Results showed that among 22,641 adult patients that had an ECG under the care of the clinicians during an eight-month period, the AI screening tool generated positive results in six percent of the entire patient cohort. The trial met its primary endpoint, demonstrating that the intervention tool increased the diagnosis of low ejection fraction in the overall cohort (1.6 percent in the control arm compared to 2.1 percent in the intervention arm), as well as among those that had a positive AI-ECG result (the six percent of patients in the overall cohort).

“The AI intervention increased the diagnosis of low ejection fraction overall by 32 percent relative to usual care. Among patients with a positive AI result, the relative increase of diagnosis was 43 percent,” said Xiaoxi Yao, PhD, a health outcomes researcher in cardiovascular diseases at Mayo Clinic and first author on the study in a news release from the institute.

“To put it in absolute terms, for every 1,000 patients screened, the AI screening yielded five new diagnoses of low ejection fraction over usual care,” said Yao.

While the proportion of patients who received an echocardiogram was similar between the control and intervention group overall, a higher percentage of patients in the intervention group received an echocardiogram among those that received a positive AI-ECG screening result.

The researchers concluded that using an ECG-based AI algorithm can facilitate the early diagnosis of low ejection fraction in patients in the setting of routine primary care.
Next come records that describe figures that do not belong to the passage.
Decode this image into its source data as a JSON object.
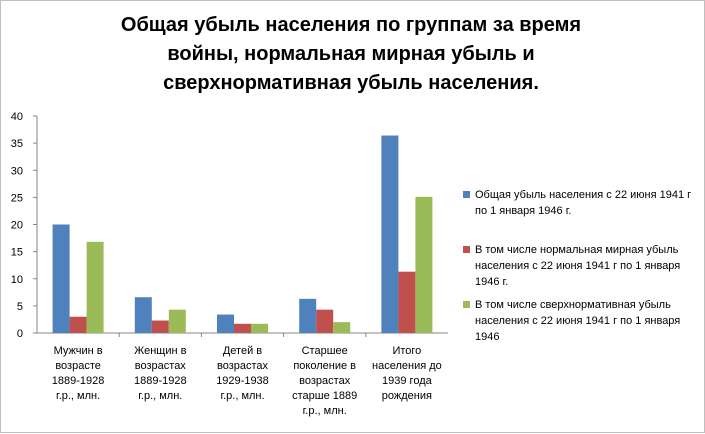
{
  "chart_data": {
    "type": "bar",
    "title": "Общая убыль населения по группам за время\nвойны, нормальная мирная убыль и\nсверхнормативная убыль населения.",
    "categories": [
      "Мужчин в\nвозрасте\n1889-1928\nг.р., млн.",
      "Женщин в\nвозрастах\n1889-1928\nг.р., млн.",
      "Детей в\nвозрастах\n1929-1938\nг.р., млн.",
      "Старшее\nпоколение в\nвозрастах\nстарше 1889\nг.р., млн.",
      "Итого\nнаселения до\n1939 года\nрождения"
    ],
    "series": [
      {
        "name": "Общая убыль населения с 22 июня 1941 г по 1 января 1946 г.",
        "color": "#4F81BD",
        "values": [
          20.0,
          6.6,
          3.4,
          6.3,
          36.4
        ]
      },
      {
        "name": "В том числе нормальная мирная убыль населения с 22 июня 1941 г по 1 января 1946 г.",
        "color": "#C0504D",
        "values": [
          3.0,
          2.3,
          1.7,
          4.3,
          11.3
        ]
      },
      {
        "name": "В том числе сверхнормативная убыль населения с 22 июня 1941 г по 1 января 1946",
        "color": "#9BBB59",
        "values": [
          16.8,
          4.3,
          1.7,
          2.0,
          25.1
        ]
      }
    ],
    "ylim": [
      0,
      40
    ],
    "yticks": [
      0,
      5,
      10,
      15,
      20,
      25,
      30,
      35,
      40
    ],
    "grid": false,
    "legend_position": "right"
  }
}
EAGLE is one of the first large-scale trials to demonstrate the utility of AI in routine clinical practice. The low ejection fraction algorithm received Breakthrough Therapy Designation at the US Food and Drug Administration (FDA) and is one of several algorithms developed by Mayo. The algorithm is licensed to Anumana Inc., which was founded by the Mayo Clinic and is focused on enabling both early detection and accelerating treatment of heart disease through development of AI-enabled algorithms. The low ejection fraction algorithm was previously licensed to Eko Devices Inc. for hand-held devices externally applied to the chest.